Thursday, November 11, 2010

Watts are not Watts

A nice benefit of using a power meter is that it accruately protrays your efforts. You can't, for example, use speed as a good effort indicator. Single-digit speeds may be a heroic effort if the road is steep enough or the headwind strong enough. Power measures the effort much better.


Watts are not always the perfect measure either. Last night weather forced me onto the rollers. This was my first attempt at riding intervals on them. Let me say this... ### watts on rollers > ### watts on a trainer > ### watts on the road. Even on the smoothest, flattest road you still have variations in speed that apparently allow for significant recovery. You have less on the trainer. The resistance is constant. And there's absolutely no interruption. But you can still 'coast'. On rollers... you don't even get the minimal 'coasting' effect you get on a trainer. You spin without interruption - because stopping means falling off! And effort changes are hugely apparent because of the gyroscopic effect. As your wheels decelerate you get shoved to the side.

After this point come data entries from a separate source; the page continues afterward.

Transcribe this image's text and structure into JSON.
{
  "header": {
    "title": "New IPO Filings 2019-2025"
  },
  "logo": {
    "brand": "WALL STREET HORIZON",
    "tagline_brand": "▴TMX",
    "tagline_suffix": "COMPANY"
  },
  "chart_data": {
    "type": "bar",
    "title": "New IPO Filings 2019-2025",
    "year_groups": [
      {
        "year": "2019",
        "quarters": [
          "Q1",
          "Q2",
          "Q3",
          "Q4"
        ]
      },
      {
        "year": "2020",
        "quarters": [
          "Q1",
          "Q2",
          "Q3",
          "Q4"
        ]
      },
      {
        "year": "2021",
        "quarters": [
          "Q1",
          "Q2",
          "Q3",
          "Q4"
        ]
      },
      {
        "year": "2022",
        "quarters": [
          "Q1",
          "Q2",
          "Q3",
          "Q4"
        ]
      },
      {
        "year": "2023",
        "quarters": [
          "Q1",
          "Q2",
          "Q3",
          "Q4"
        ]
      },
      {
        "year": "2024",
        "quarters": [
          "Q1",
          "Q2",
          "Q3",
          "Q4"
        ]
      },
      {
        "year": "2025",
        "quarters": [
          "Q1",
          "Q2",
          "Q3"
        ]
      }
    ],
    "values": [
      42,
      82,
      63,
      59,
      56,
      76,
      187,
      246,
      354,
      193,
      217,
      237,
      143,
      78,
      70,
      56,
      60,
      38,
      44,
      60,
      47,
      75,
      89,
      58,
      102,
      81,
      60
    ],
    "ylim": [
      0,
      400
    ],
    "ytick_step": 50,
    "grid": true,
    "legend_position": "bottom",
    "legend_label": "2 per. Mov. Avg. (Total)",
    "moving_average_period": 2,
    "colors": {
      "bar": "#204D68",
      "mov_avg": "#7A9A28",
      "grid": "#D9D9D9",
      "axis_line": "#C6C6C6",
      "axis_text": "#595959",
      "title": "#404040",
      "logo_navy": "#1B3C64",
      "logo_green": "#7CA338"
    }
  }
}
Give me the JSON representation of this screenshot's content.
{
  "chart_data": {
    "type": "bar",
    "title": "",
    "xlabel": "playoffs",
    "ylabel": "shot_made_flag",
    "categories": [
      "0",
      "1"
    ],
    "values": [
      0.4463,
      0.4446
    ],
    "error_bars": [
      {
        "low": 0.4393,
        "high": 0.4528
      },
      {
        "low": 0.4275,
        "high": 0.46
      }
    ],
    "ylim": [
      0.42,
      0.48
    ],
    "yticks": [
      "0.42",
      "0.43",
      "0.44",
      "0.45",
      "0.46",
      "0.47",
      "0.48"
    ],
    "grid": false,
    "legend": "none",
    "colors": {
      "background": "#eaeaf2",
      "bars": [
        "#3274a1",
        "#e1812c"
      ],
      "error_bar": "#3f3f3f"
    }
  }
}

It makes a huge difference. The legs obtain an amazing amount of recovery with just a few lightened pedal strokes. These aren't as freely available on the rollers. That's a good thing. Makes for a better workout. But it may mean that I need to adjust my workout durations. I plan for the road. But may need to come up with some multiplier for the trainer. Clearly... they are not equivalent.

Last night was my first attempt at intervals on rollers. Longest ride on rollers to date as well. I'm happy to report that after almost two hours I didn't get bored to tears nor was my butt beat to a pulp. Those are my two biggest complaints after being on a stationary trainer for more than about 40min. I've heard of people doing epic 4hour indoor rides. On a trainer this would lead me to jump off the nearest bridge. I can easily see me doing this on rollers though. I can't say enough about what a revolution this is for me.